Eletrochemistry Maximizing Hydrogen Peroxide Formation during Water Electrolysis
When water is split electrolytically, the result is typically hydrogen – and useless oxygen. Instead of oxygen, you can also produce a useful product. If you know how.
Due to its high availability, water is considered the most useful starting material for hydrogen production. Ideally, the conversion of water into hydrogen produces a second useful substance: hydrogen peroxide, which is required for many branches of industry, for example for the production of disinfectants. Special reaction conditions are required to obtain hydrogen peroxide from the splitting of water. It was known that the presence of carbonate is useful. But why this is the case was unclear. A team from Ruhr University Bochum, Germany, has now elucidated the mechanism behind this.

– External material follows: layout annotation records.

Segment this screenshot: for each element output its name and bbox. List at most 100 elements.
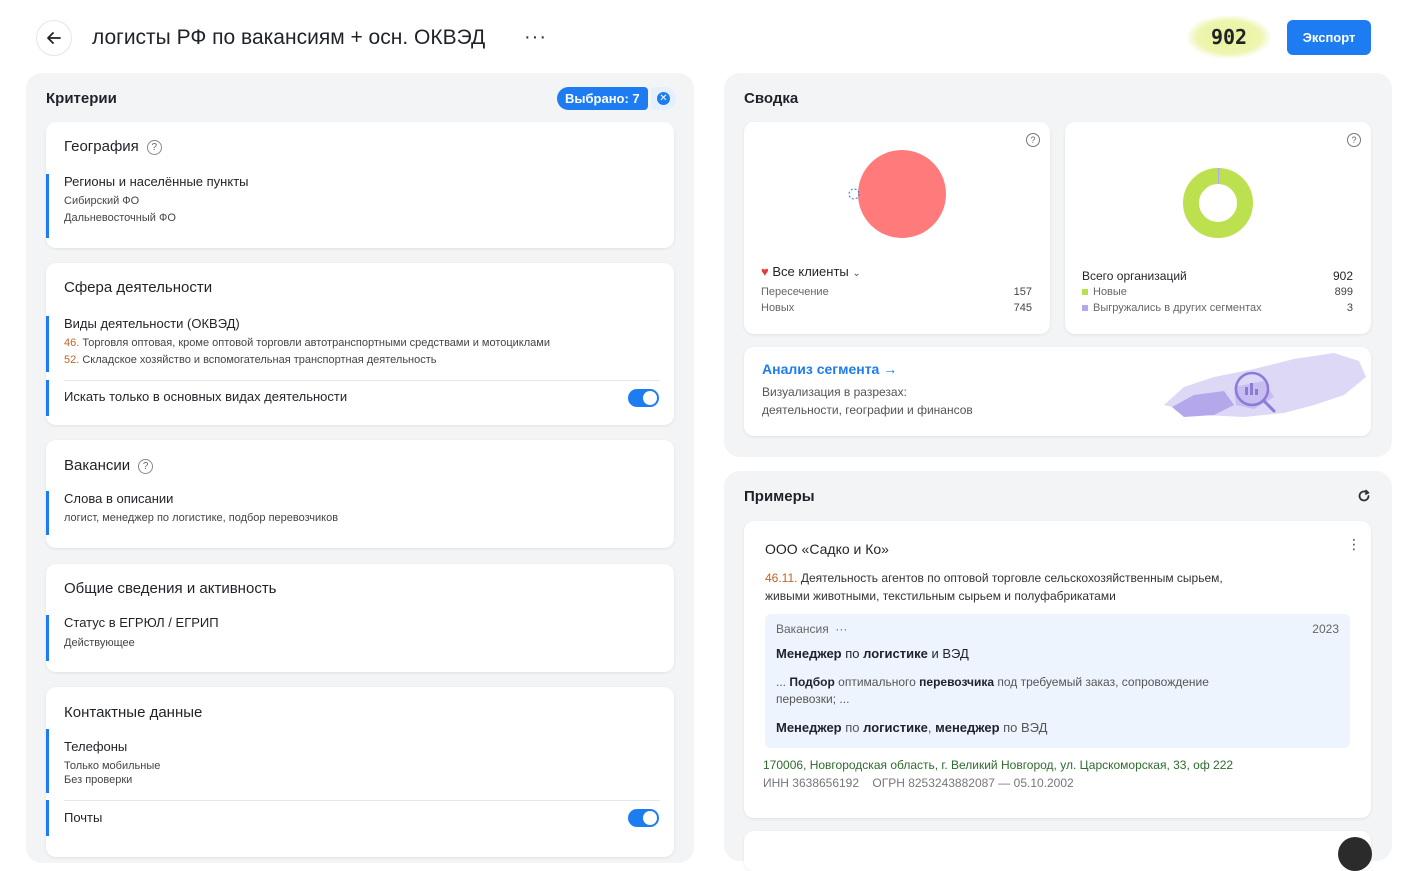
refresh-icon[interactable] bbox=[1357, 489, 1371, 503]
description-line: Визуализация в разрезах: bbox=[762, 383, 973, 401]
status-value: Действующее bbox=[64, 635, 219, 652]
page-title: логисты РФ по вакансиям + осн. ОКВЭД bbox=[92, 26, 485, 50]
organization-count-badge: 902 bbox=[1188, 16, 1270, 58]
okved-criterion[interactable]: Виды деятельности (ОКВЭД) 46. Торговля о… bbox=[46, 316, 550, 372]
okved-text: живыми животными, текстильным сырьем и п… bbox=[765, 589, 1116, 603]
more-options-button[interactable]: ··· bbox=[524, 26, 547, 49]
vacancy-year: 2023 bbox=[1312, 622, 1339, 636]
okved-text: Складское хозяйство и вспомогательная тр… bbox=[79, 354, 436, 366]
phones-criterion[interactable]: Телефоны Только мобильные Без проверки bbox=[46, 729, 160, 793]
okved-code: 52. bbox=[64, 354, 79, 366]
vacancies-card[interactable]: Вакансии? Слова в описании логист, менед… bbox=[46, 440, 674, 548]
inn-value: ИНН 3638656192 bbox=[763, 776, 859, 790]
total-orgs-label: Всего организаций bbox=[1082, 269, 1187, 283]
new-value: 745 bbox=[974, 302, 1032, 314]
emails-toggle[interactable] bbox=[628, 809, 659, 827]
highlight: Подбор bbox=[789, 675, 835, 689]
clients-pie-chart bbox=[844, 146, 954, 246]
vacancies-title-text: Вакансии bbox=[64, 457, 130, 474]
okved-code: 46. bbox=[64, 337, 79, 349]
status-criterion[interactable]: Статус в ЕГРЮЛ / ЕГРИП Действующее bbox=[46, 615, 219, 661]
new-orgs-arc bbox=[1191, 176, 1245, 230]
intersection-label: Пересечение bbox=[761, 286, 829, 298]
clients-filter-label: Все клиенты bbox=[772, 264, 848, 279]
company-ids: ИНН 3638656192 ОГРН 8253243882087 — 05.1… bbox=[763, 776, 1074, 790]
phones-option: Только мобильные bbox=[64, 759, 160, 773]
vacancies-title: Вакансии? bbox=[64, 457, 153, 474]
highlight: логистике bbox=[863, 646, 928, 661]
general-card[interactable]: Общие сведения и активность Статус в ЕГР… bbox=[46, 564, 674, 672]
segment-analysis-card[interactable]: Анализ сегмента → Визуализация в разреза… bbox=[744, 347, 1371, 436]
region-item: Дальневосточный ФО bbox=[64, 210, 249, 227]
ogrn-value: ОГРН 8253243882087 — 05.10.2002 bbox=[872, 776, 1073, 790]
highlight: Менеджер bbox=[776, 720, 842, 735]
export-button[interactable]: Экспорт bbox=[1287, 20, 1371, 55]
highlight: перевозчика bbox=[919, 675, 994, 689]
contacts-title: Контактные данные bbox=[64, 704, 202, 721]
exported-orgs-value: 3 bbox=[1295, 302, 1353, 314]
main-activity-only-criterion: Искать только в основных видах деятельно… bbox=[46, 380, 674, 416]
vacancy-more-button[interactable]: ··· bbox=[835, 622, 847, 636]
organizations-donut-chart bbox=[1181, 166, 1255, 240]
intersection-value: 157 bbox=[974, 286, 1032, 298]
text: ... bbox=[776, 675, 789, 689]
emails-label: Почты bbox=[64, 810, 102, 825]
main-activity-only-toggle[interactable] bbox=[628, 389, 659, 407]
new-clients-slice bbox=[858, 150, 946, 238]
selected-count-badge[interactable]: Выбрано: 7 bbox=[557, 87, 648, 110]
vacancy-block: Вакансия ··· 2023 Менеджер по логистике … bbox=[765, 614, 1350, 748]
regions-criterion[interactable]: Регионы и населённые пункты Сибирский ФО… bbox=[46, 174, 249, 238]
new-orgs-legend: Новые bbox=[1082, 286, 1127, 298]
contacts-card[interactable]: Контактные данные Телефоны Только мобиль… bbox=[46, 687, 674, 857]
okved-text: Торговля оптовая, кроме оптовой торговли… bbox=[79, 337, 550, 349]
main-activity-only-label: Искать только в основных видах деятельно… bbox=[64, 389, 674, 404]
highlight: менеджер bbox=[935, 720, 999, 735]
divider bbox=[64, 800, 660, 801]
geography-card[interactable]: География? Регионы и населённые пункты С… bbox=[46, 122, 674, 248]
company-address[interactable]: 170006, Новгородская область, г. Великий… bbox=[763, 758, 1233, 772]
text: по bbox=[842, 646, 864, 661]
help-icon[interactable]: ? bbox=[1347, 133, 1361, 147]
organizations-card: ? Всего организаций 902 Новые 899 Выгруж… bbox=[1065, 122, 1371, 334]
phones-option: Без проверки bbox=[64, 773, 160, 787]
words-criterion[interactable]: Слова в описании логист, менеджер по лог… bbox=[46, 491, 338, 535]
words-label: Слова в описании bbox=[64, 491, 338, 506]
company-name[interactable]: ООО «Садко и Ко» bbox=[765, 541, 889, 557]
clients-filter-dropdown[interactable]: ♥ Все клиенты ⌄ bbox=[761, 264, 861, 279]
arrow-left-icon bbox=[45, 29, 63, 47]
help-icon[interactable]: ? bbox=[147, 140, 162, 155]
clients-card: ? ♥ Все клиенты ⌄ Пересечение 157 Новых … bbox=[744, 122, 1050, 334]
page-header: логисты РФ по вакансиям + осн. ОКВЭД ···… bbox=[0, 0, 1418, 76]
general-title: Общие сведения и активность bbox=[64, 580, 277, 597]
help-icon[interactable]: ? bbox=[1026, 133, 1040, 147]
description-line: деятельности, географии и финансов bbox=[762, 401, 973, 419]
total-orgs-value: 902 bbox=[1295, 269, 1353, 283]
vacancy-title: Менеджер по логистике и ВЭД bbox=[776, 646, 969, 661]
intersection-marker bbox=[849, 189, 859, 199]
example-company-card[interactable]: ООО «Садко и Ко» ⋮ 46.11. Деятельность а… bbox=[744, 521, 1371, 818]
next-example-card[interactable] bbox=[744, 831, 1371, 871]
emails-criterion: Почты bbox=[46, 800, 102, 836]
okved-code: 46.11. bbox=[765, 571, 797, 585]
examples-panel: Примеры ООО «Садко и Ко» ⋮ 46.11. Деятел… bbox=[724, 471, 1392, 861]
activity-card[interactable]: Сфера деятельности Виды деятельности (ОК… bbox=[46, 263, 674, 425]
company-okved: 46.11. Деятельность агентов по оптовой т… bbox=[765, 569, 1325, 605]
exported-orgs-legend: Выгружались в других сегментах bbox=[1082, 302, 1262, 314]
back-button[interactable] bbox=[36, 20, 72, 56]
new-orgs-value: 899 bbox=[1295, 286, 1353, 298]
okved-label: Виды деятельности (ОКВЭД) bbox=[64, 316, 550, 331]
highlight: логистике bbox=[863, 720, 928, 735]
help-icon[interactable]: ? bbox=[138, 459, 153, 474]
legend-swatch bbox=[1082, 289, 1088, 295]
clear-selection-button[interactable]: ✕ bbox=[651, 87, 676, 110]
activity-title: Сфера деятельности bbox=[64, 279, 212, 296]
regions-label: Регионы и населённые пункты bbox=[64, 174, 249, 189]
kebab-menu-icon[interactable]: ⋮ bbox=[1347, 537, 1361, 551]
criteria-panel: Критерии Выбрано: 7 ✕ География? Регионы… bbox=[26, 73, 694, 863]
geography-title: География? bbox=[64, 138, 162, 155]
segment-analysis-link[interactable]: Анализ сегмента → bbox=[762, 361, 897, 377]
summary-panel: Сводка ? ♥ Все клиенты ⌄ Пересечение 157… bbox=[724, 73, 1392, 457]
okved-item: 46. Торговля оптовая, кроме оптовой торг… bbox=[64, 335, 550, 352]
examples-title: Примеры bbox=[744, 488, 815, 505]
scroll-up-button[interactable] bbox=[1338, 837, 1372, 871]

The group led by Dr. Lejing Li, Dr. Carla Santana Santos and Professor Wolfgang Schuhmann from the Center for Electrochemistry at Ruhr University Bochum describes the results in the journal “Angewandte Chemie International Edition” from 24 June 2024.
Killing two birds with one stone
“Hydrogen peroxide is a valuable chemical that has to be produced using complex processes that are not always harmless to the environment, says Wolfgang Schuhmann. It would be useful if the substance could be obtained in large quantities from the electrolytic splitting of water, which also produces the energy carrier hydrogen. “However, this is thermodynamically complicated," explains Lejing Li. This is because the production of oxygen is, so to speak, energetically simpler.

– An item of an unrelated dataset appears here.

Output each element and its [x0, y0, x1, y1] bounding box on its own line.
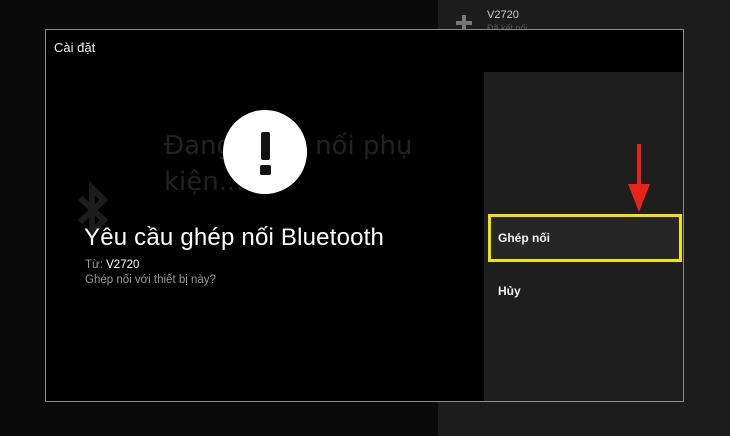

However, if a carbonate buffer is added to the solution, the situation changes. This is carbonic acid (H2CO3), which can release a proton (H+), resulting in hydrogen carbonate (HCO3-), which can react further to form carbon dioxide (CO2). Such buffers help to keep the pH value of solutions stable. However, the conditions in the reaction solution are not identical everywhere.
The conversion of water to hydrogen and oxygen takes place at the surfaces of two electrodes, between which a voltage is applied. When negatively charged electrons are transferred, positively charged protons are released at the same time. The protons change the pH value in the immediate vicinity of the electrode, while the pH value remains stable further away in the solution.
Local pH value measurements
Using a method they developed themselves, the Bochum team determined the pH value in the immediate vicinity of the electrode under different reaction conditions and showed that hydrogen peroxide is preferentially produced when there is a lot of hydrogen carbonate in the vicinity of the electrode. Under these conditions, an intermediate reaction product is formed that prevents the formation of unwanted oxygen.
“These results initially sound like abstract basic research,” admits Lejing Li. “But the production of hydrogen and hydrogen peroxide is extremely important. Only if we understand the processes precisely we can make them better.”